Augsburger Allgemeine (Land West)
Merkels Stern sinkt – und das Rumoren in der CDU beginnt
Nach der Preisgabe des Finanzministeriums bricht sich der Frust über den Kurs der Kanzlerin Bahn. Wofür steht die Partei eigentlich noch?
Als Angela Merkel noch im Zenit ihrer Macht stand, lag die CDU der Kanzlerin zu Füßen. In lebhafter Erinnerung bleibt der Karlsruher Parteitag im Dezember 2015, der die Rede Merkels mit einem zehnminütigen Ovationssturm quittierte und jede Kritik an der Politik der offenen Grenzen als Majestätsbeleidigung abtat. Oder: Die CDU nahm ergeben hin, dass Merkel nach der Niederlage vom 24. September eine Debatte über die Ursachen des Niedergangs im „Weiter so“-Bastastil blockiert hat. Nun, da Merkels Stern nach über zwölf Jahren im Amt zu sinken beginnt und die mächtigste Frau Europas in den Wirren der Regierungsbildung an Führungsautorität eingebüßt hat, bricht sich der angestaute Frust Bahn. Die Kritiker kommen aus der Deckung. So geht das in der Politik. In dem Augenblick, in dem die Führungsfigur erste Anzeichen von Schwäche verrät und keine Garantie mehr zu bieten scheint für die langfristige Sicherung der Macht, beginnt das Rumoren. Und meist bedarf es eines konkreten, symbolträchtigen Anlasses, der das längst schwelende Feuerchen richtig entfacht. In diesem Fall war es die Preisgabe des Bundesfinanzministeriums an die SPD.
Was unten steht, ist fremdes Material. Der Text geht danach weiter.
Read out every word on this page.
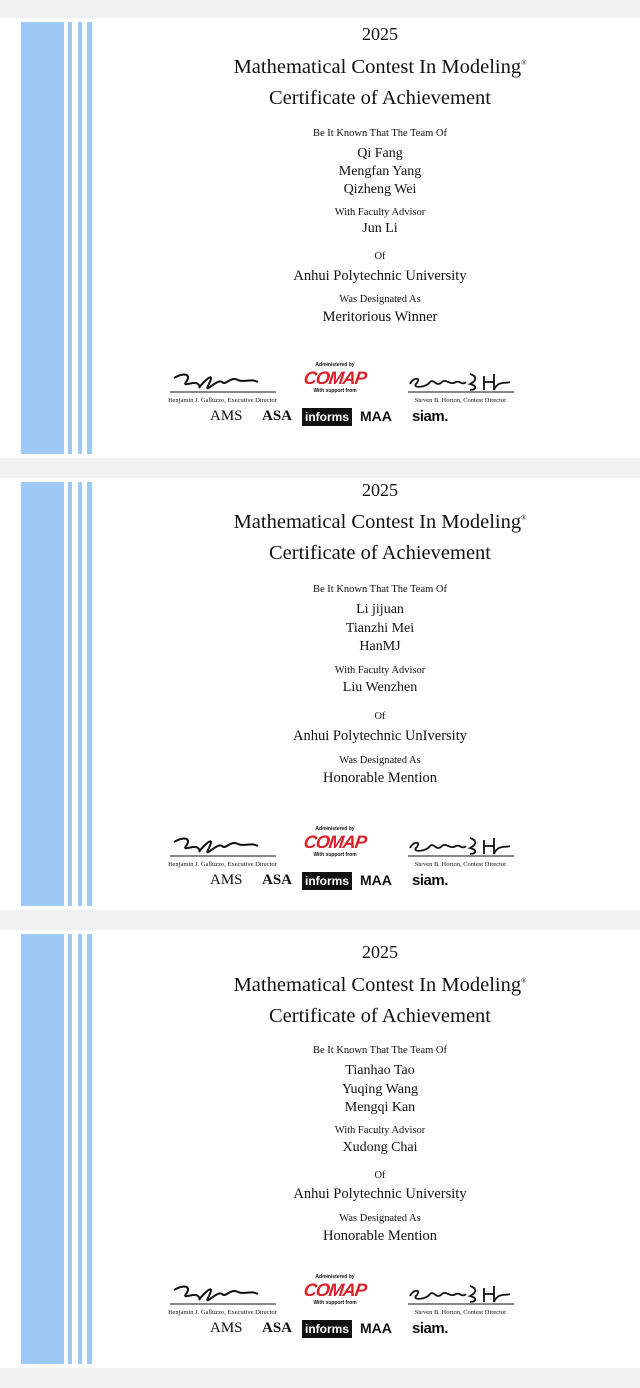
2025
Mathematical Contest In Modeling®
Certificate of Achievement
Be It Known That The Team Of
Qi Fang
Mengfan Yang
Qizheng Wei
With Faculty Advisor
Jun Li
Of
Anhui Polytechnic University
Was Designated As
Meritorious Winner
Benjamin J. Galluzzo, Executive Director
Administered by
COMAP
With support from
Steven B. Horton, Contest Director
AMS ASA informs MAA siam.
2025
Mathematical Contest In Modeling®
Certificate of Achievement
Be It Known That The Team Of
Li jijuan
Tianzhi Mei
HanMJ
With Faculty Advisor
Liu Wenzhen
Of
Anhui Polytechnic UnIversity
Was Designated As
Honorable Mention
Benjamin J. Galluzzo, Executive Director
Administered by
COMAP
With support from
Steven B. Horton, Contest Director
AMS ASA informs MAA siam.
2025
Mathematical Contest In Modeling®
Certificate of Achievement
Be It Known That The Team Of
Tianhao Tao
Yuqing Wang
Mengqi Kan
With Faculty Advisor
Xudong Chai
Of
Anhui Polytechnic University
Was Designated As
Honorable Mention
Benjamin J. Galluzzo, Executive Director
Administered by
COMAP
With support from
Steven B. Horton, Contest Director
AMS ASA informs MAA siam.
Merkel hat das Schlüsselressort aus der Hand gegeben, weil sie diese Koalition unbedingt will und Schwarz-Rot der sicherste Weg zum Verbleib im Kanzleramt ist. Wer es gut meint mit Merkel, redet von der Wahrnahme staatspolitischer Verantwortung. Wer Merkels Kompromissbereitschaft für mangelnde Prinzipientreue hält – und das ist ja der Kern der Kritik an ihr – sieht im Verzicht auf das Finanzministerium einen letzten Beweis dafür, dass es der Kanzlerin vor allem um ihre Machtsicherung geht. Wer noch etwas werden will in der CDU, ruft nach einer „inhaltlichen und personellen Erneuerung“der Partei. Wer einst von Merkel abserviert wurde und nichts mehr zu verlieren hat, greift nicht zum Florett, sondern zum Säbel. Merz, Koch, Rühe, Röttgen, Bosbach: Lang ist die Liste früherer CDU-Granden, die auf den zutreffenden Begriff bringen, was die jungen Spahns, Linnemanns oder Ziemiaks noch nicht auszusprechen wagen. Die Kanzlerin habe die CDU inhaltlich entleert, den Platz rechts von der Union der AfD überlassen, das konservative und wirtschaftsliberale Profil vernachlässigt. Richtig daran ist, dass die Kanzlerin zahlreiche klassische Positionen der Union geräumt hat und nicht mehr klar ist, wofür die Partei eigentlich noch steht und kämpft. Wahr ist aber auch, dass die CDU ohne den Merkel’schen Modernisierungskurs und die Besetzung der breiten politischen Mitte heute noch schlechter dastünde und die Partei alles gehorsam mitgetragen hat – auch die Flüchtlingspolitik, die Hauptursache für den Vertrauensverlust von Millionen Wählern und den Aufstieg der rechten Konkurrenz. Merkel war eben die Frau, die die Macht sicherte – und das ist es, was in einer pragmatischen Partei wie der CDU vor allem zählt.
Jetzt gärt und brodelt es in der CDU. Und wer weiß: Vielleicht hat die „Göttinnen-Dämmerung“(Andrea Nahles) tatsächlich schon begonnen. Mit einem Aufstand oder gar einem baldigen Sturz der Kanzlerin ist jedoch nicht zu rechnen. Die gewiefte Machtpolitikerin hält kämpferisch dagegen. Sie will, GroKo oder Neuwahl hin oder her, weiterregieren. Ob sie es bis 2021 darf, das allerdings hängt von ihrer Bereitschaft ab, die Kritik aufzugreifen, frische Kräfte und Nachfolge-Kandidaten in Stellung zu bringen und den Markenkern der Union auf den zentralen Feldern der Zuwanderungs-, Europa- und Wirtschaftspolitik wieder aufzupolieren. Ignoriert sie die Zeichen an der Wand, könnte die Ära Merkel auch abrupt zu Ende gehen.